All truth starts and stops with me: “I am wiser than all those who came before me. People such as Augustine, Aquinas, Wilberforce and Wesley were simply imbibing the opiate of the masses. Arguing that all of human existence can be explained by something you can’t prove is wishful thinking at best.”



My point is that such hubris makes each man a rule unto himself, and we make very poor yardsticks.

The lessons of history as well as revelation tell us that God laughs at this misplaced “confidence.”

In fact, such “wisdom is no better than his foolishness.” Or as St. Paul says, “We sometimes tend to think we know all we need to know … but sometimes our humble hearts can help us more than our proud minds. We never know enough until we recognize that God alone knows it all” (1 Corinthians 8).

C.S. Lewis once scolded the young agnostic in “The Great Divorce” by saying: “Our opinions were not honestly come by. We simply found ourselves in contact with a certain current of ideas and plunged into it because it seemed modern and successful. … You know, we just started automatically writing the kind of essays that got good marks and saying the kind of things that won applause. When, in our whole lives, did we honestly face, in solitude, the one question on which all turned: whether, after all, the Supernatural might not, in fact, occur? When did we put up one moment’s real resistance to the loss of our faith?”

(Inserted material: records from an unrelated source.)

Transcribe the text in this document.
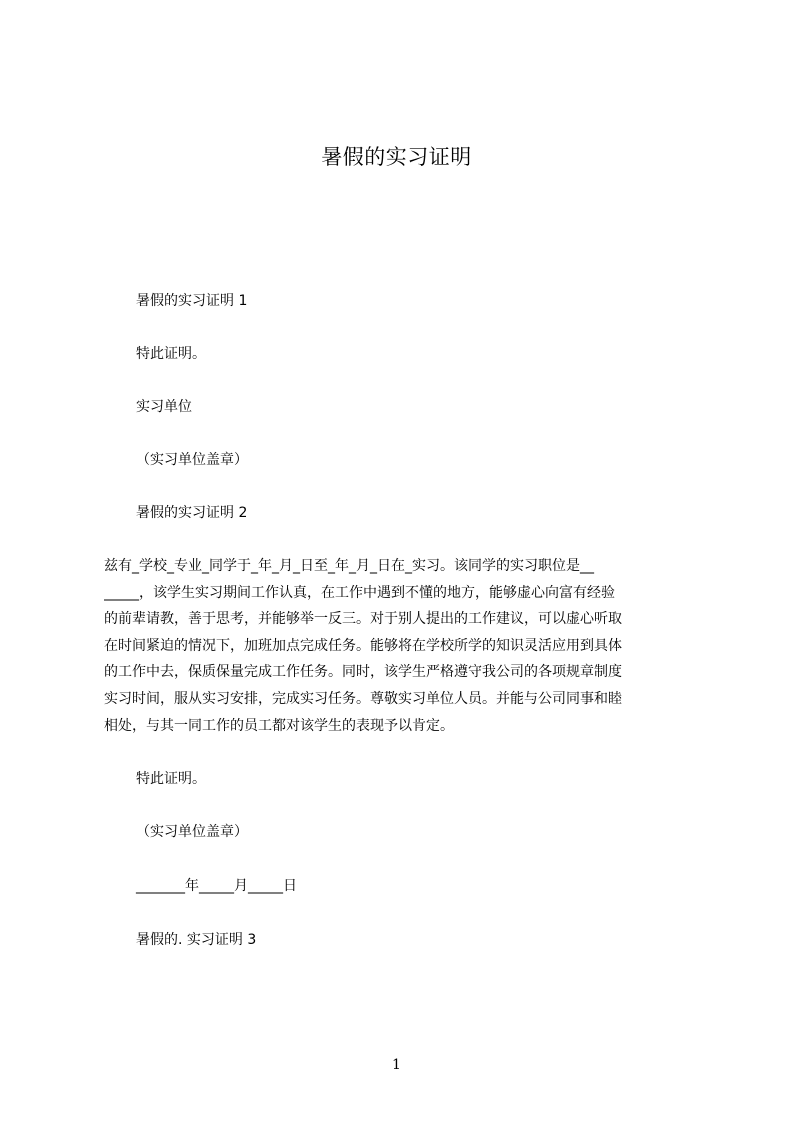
暑假的实习证明
暑假的实习证明 1
特此证明。
实习单位
（实习单位盖章）
暑假的实习证明 2
兹有_学校_专业_同学于_年_月_日至_年_月_日在_实习。该同学的实习职位是__
_____，该学生实习期间工作认真，在工作中遇到不懂的地方，能够虚心向富有经验
的前辈请教，善于思考，并能够举一反三。对于别人提出的工作建议，可以虚心听取
在时间紧迫的情况下，加班加点完成任务。能够将在学校所学的知识灵活应用到具体
的工作中去，保质保量完成工作任务。同时，该学生严格遵守我公司的各项规章制度
实习时间，服从实习安排，完成实习任务。尊敬实习单位人员。并能与公司同事和睦
相处，与其一同工作的员工都对该学生的表现予以肯定。
特此证明。
（实习单位盖章）
_______年_____月_____日
暑假的. 实习证明 3
1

He then goes on: “You know that you and I were playing with loaded dice. We didn’t want the other to be true. We were afraid of crude Salvationism, afraid of a breach with the spirit of the age, afraid of ridicule, afraid (above all) of real spiritual fears and hopes.”

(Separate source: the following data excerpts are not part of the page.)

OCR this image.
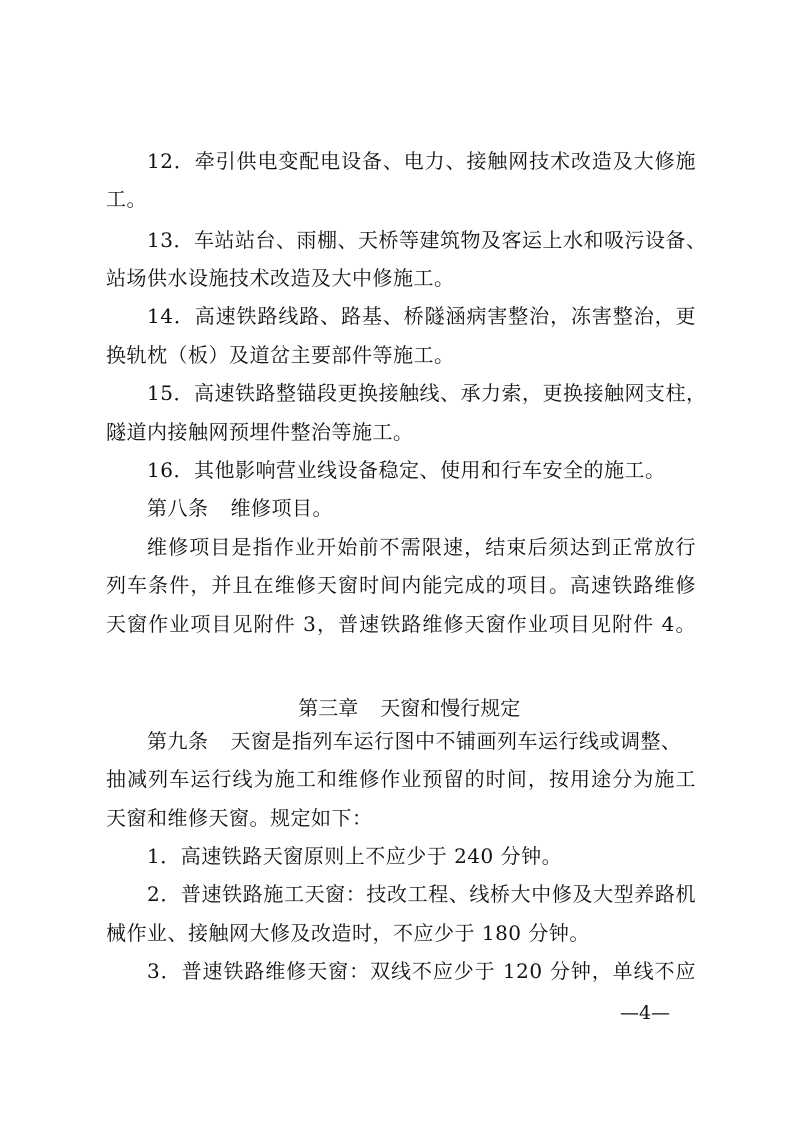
12．牵引供电变配电设备、电力、接触网技术改造及大修施
工。
13．车站站台、雨棚、天桥等建筑物及客运上水和吸污设备、
站场供水设施技术改造及大中修施工。
14．高速铁路线路、路基、桥隧涵病害整治，冻害整治，更
换轨枕（板）及道岔主要部件等施工。
15．高速铁路整锚段更换接触线、承力索，更换接触网支柱，
隧道内接触网预埋件整治等施工。
16．其他影响营业线设备稳定、使用和行车安全的施工。
第八条 维修项目。
维修项目是指作业开始前不需限速，结束后须达到正常放行
列车条件，并且在维修天窗时间内能完成的项目。高速铁路维修
天窗作业项目见附件 3，普速铁路维修天窗作业项目见附件 4。

第三章 天窗和慢行规定

第九条 天窗是指列车运行图中不铺画列车运行线或调整、
抽减列车运行线为施工和维修作业预留的时间，按用途分为施工
天窗和维修天窗。规定如下：
1．高速铁路天窗原则上不应少于 240 分钟。
2．普速铁路施工天窗：技改工程、线桥大中修及大型养路机
械作业、接触网大修及改造时，不应少于 180 分钟。
3．普速铁路维修天窗：双线不应少于 120 分钟，单线不应
—4—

Finally, Lewis says, “Having allowed ourselves to drift, unresisting, unpraying, accepting every half-conscious solicitation from our desires, we reached a point where we no longer believed the Faith. Just in the same way, a jealous man, drifting and unresisting, reaches a point at which he believes lies about his best friend.”

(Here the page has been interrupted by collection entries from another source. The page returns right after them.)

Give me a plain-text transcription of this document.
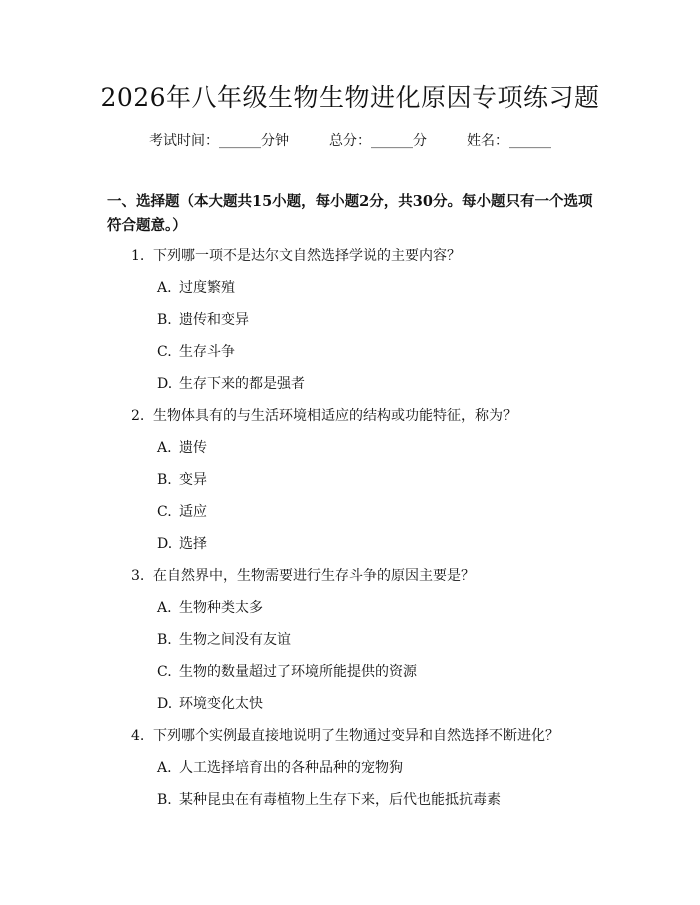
2026年八年级生物生物进化原因专项练习题
考试时间：______分钟	总分：______分	姓名：______
一、选择题（本大题共15小题，每小题2分，共30分。每小题只有一个选项符合题意。）
1. 下列哪一项不是达尔文自然选择学说的主要内容？
A. 过度繁殖
B. 遗传和变异
C. 生存斗争
D. 生存下来的都是强者
2. 生物体具有的与生活环境相适应的结构或功能特征，称为？
A. 遗传
B. 变异
C. 适应
D. 选择
3. 在自然界中，生物需要进行生存斗争的原因主要是？
A. 生物种类太多
B. 生物之间没有友谊
C. 生物的数量超过了环境所能提供的资源
D. 环境变化太快
4. 下列哪个实例最直接地说明了生物通过变异和自然选择不断进化？
A. 人工选择培育出的各种品种的宠物狗
B. 某种昆虫在有毒植物上生存下来，后代也能抵抗毒素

He concludes: “Once you were a child. Once you knew what inquiry was for. There was a time when you asked questions because you wanted answers and were glad when you had found them. Become that child again. … You have gone far wrong. Thirst was made for water; inquiry for truth.”

George MacDonald tells us in “The Curate’s Awakening” that to know Christ is to do his will. And by doing so, we will finally come to know Him. If we want to learn of faith and refute the agnostic within us (and I believe there is one in many, if not all, of us), then we must simply and humbly look to the story of Christ and start by practicing what Jesus says to do. Then, as the Curate says, “In our attempt to obey the words recorded as His, we will see grandeur beyond the realm of any human invention,” and we can boldly “cast our lot with those of the Crucified.”

Again, from Lewis: “We know nothing of religion here: we think only of Christ. We know nothing of speculation. Come and see. I will bring you to the Eternal Fact, the Father of all other facthood.”